ユーティリティ関数 CUnknown::GetOwner は、このコンポーネントを所有するコンポーネントの IUnknown インターフェイスへのポインターを取得します。 集計されたコンポーネントの場合、所有者は外部コンポーネントです。 それ以外の場合、コンポーネントはそれ自体を所有します。 クラス定義のパブリック セクションに DECLARE_IUNKNOWN マクロを含めます。

クラスのコンストラクター

クラス コンストラクターは、クラスに固有の処理に加えて、親クラスのコンストラクター メソッドを呼び出す必要があります。 一般的なコンストラクター メソッドの例を次に示します。

CMyComponent(TCHAR *tszName, LPUNKNOWN pUnk, HRESULT *phr) 
    : CUnknown(tszName, pUnk, phr)
{ 
    /* Other initializations */ 
};

メソッドは、 CUnknown コンストラクター メソッドに直接渡す次のパラメーターを受け取ります。

  • tszName は、コンポーネントの名前を指定します。
  • pUnk は、集計 IUnknown へのポインターです。
  • pHr は、メソッドの成功または失敗を示す HRESULT 値へのポインターです。

まとめ

次の例は、 IUnknown をサポートする派生クラスと、ISomeInterface という名前の架空のインターフェイスを示しています。
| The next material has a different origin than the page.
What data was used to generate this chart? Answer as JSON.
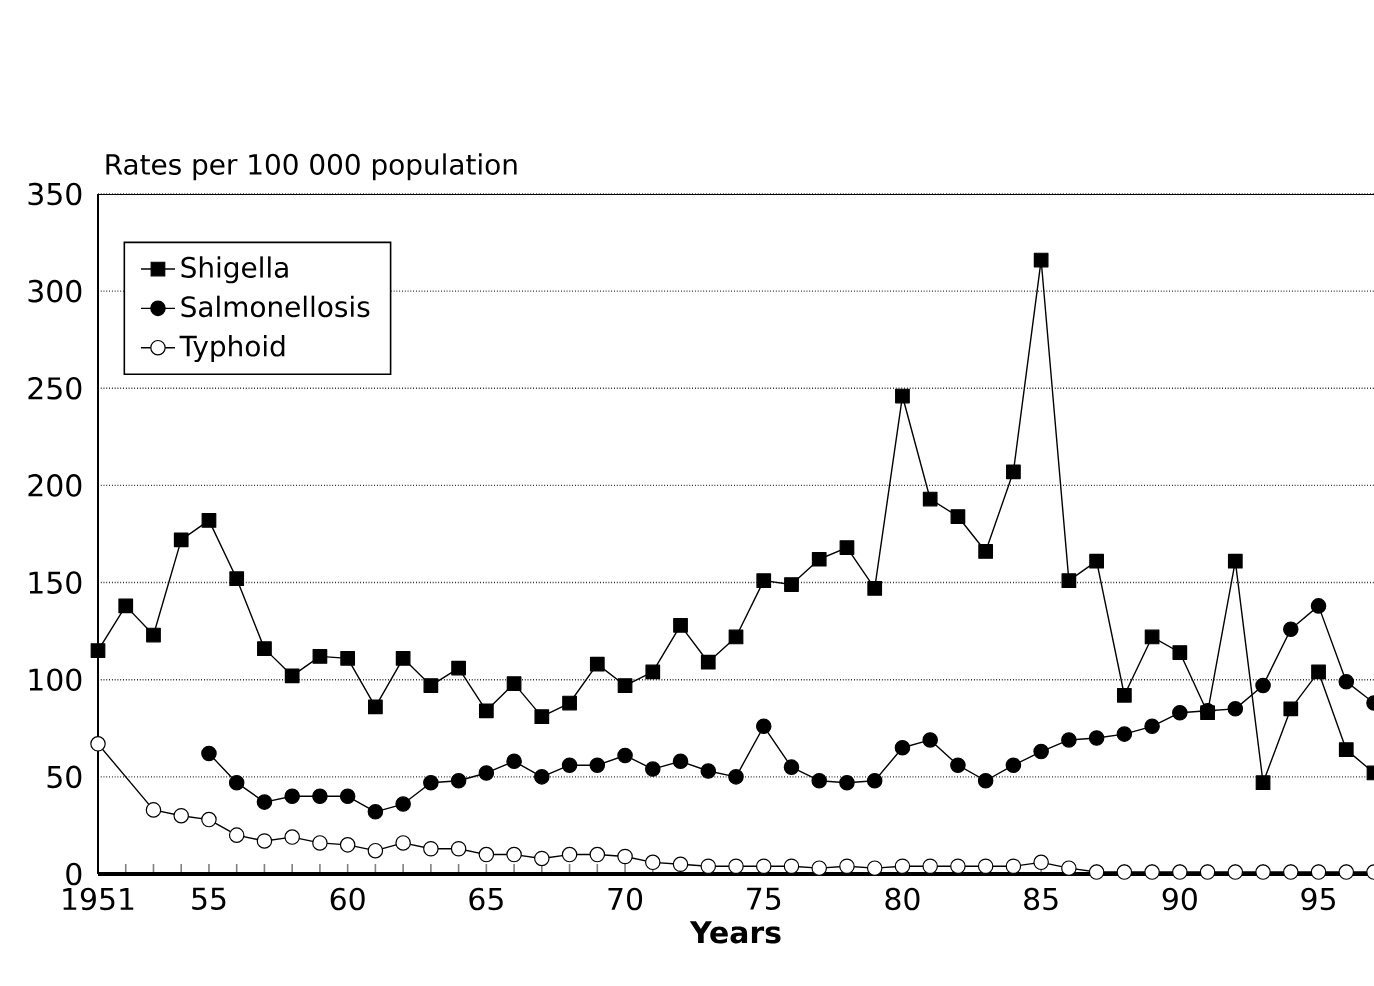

class CMyComponent : public CUnknown, public ISomeInterface
{
public:

    DECLARE_IUNKNOWN;

    STDMETHODIMP NonDelegatingQueryInterface(REFIID riid, void **ppv)
    {
        if( riid == IID_ISomeInterface )
        {
            return GetInterface((ISomeInterface*)this, ppv);
        }
        return CUnknown::NonDelegatingQueryInterface(riid, ppv);
    }

    CMyComponent(TCHAR *tszName, LPUNKNOWN pUnk, HRESULT *phr) 
        : CUnknown(tszName, pUnk, phr)
    { 
        /* Other initializations */ 
    };

    // More declarations will be added later.
};

この例では、次の点を示します。

  • CUnknown クラスは IUnknown インターフェイスを実装します。 新しいコンポーネントは、 CUnknown と、コンポーネントがサポートするすべてのインターフェイスから継承されます。 コンポーネントは、 代わりに CUnknown から継承する別の基底クラスから派生できます。
  • DECLARE_IUNKNOWN マクロは、委任する IUnknown メソッドをインライン メソッドとして宣言します。
  • CUnknown クラスは、INonDelegatingUnknown の実装を提供します。
  • IUnknown 以外のインターフェイスをサポートするには、派生クラスで NonDelegatingQueryInterface メソッドをオーバーライドし、新しいインターフェイスの IID をテストする必要があります。
  • クラス コンストラクターは 、CUnknown のコンストラクター メソッドを呼び出します。

フィルターを記述する次の手順は、アプリケーションがコンポーネントの新しいインスタンスを作成できるようにすることです。 これには、DLL と、クラス ファクトリとクラス コンストラクター メソッドとの関係を理解する必要があります。 詳細については、「 DirectShow フィルター DLL を作成する方法」を参照してください。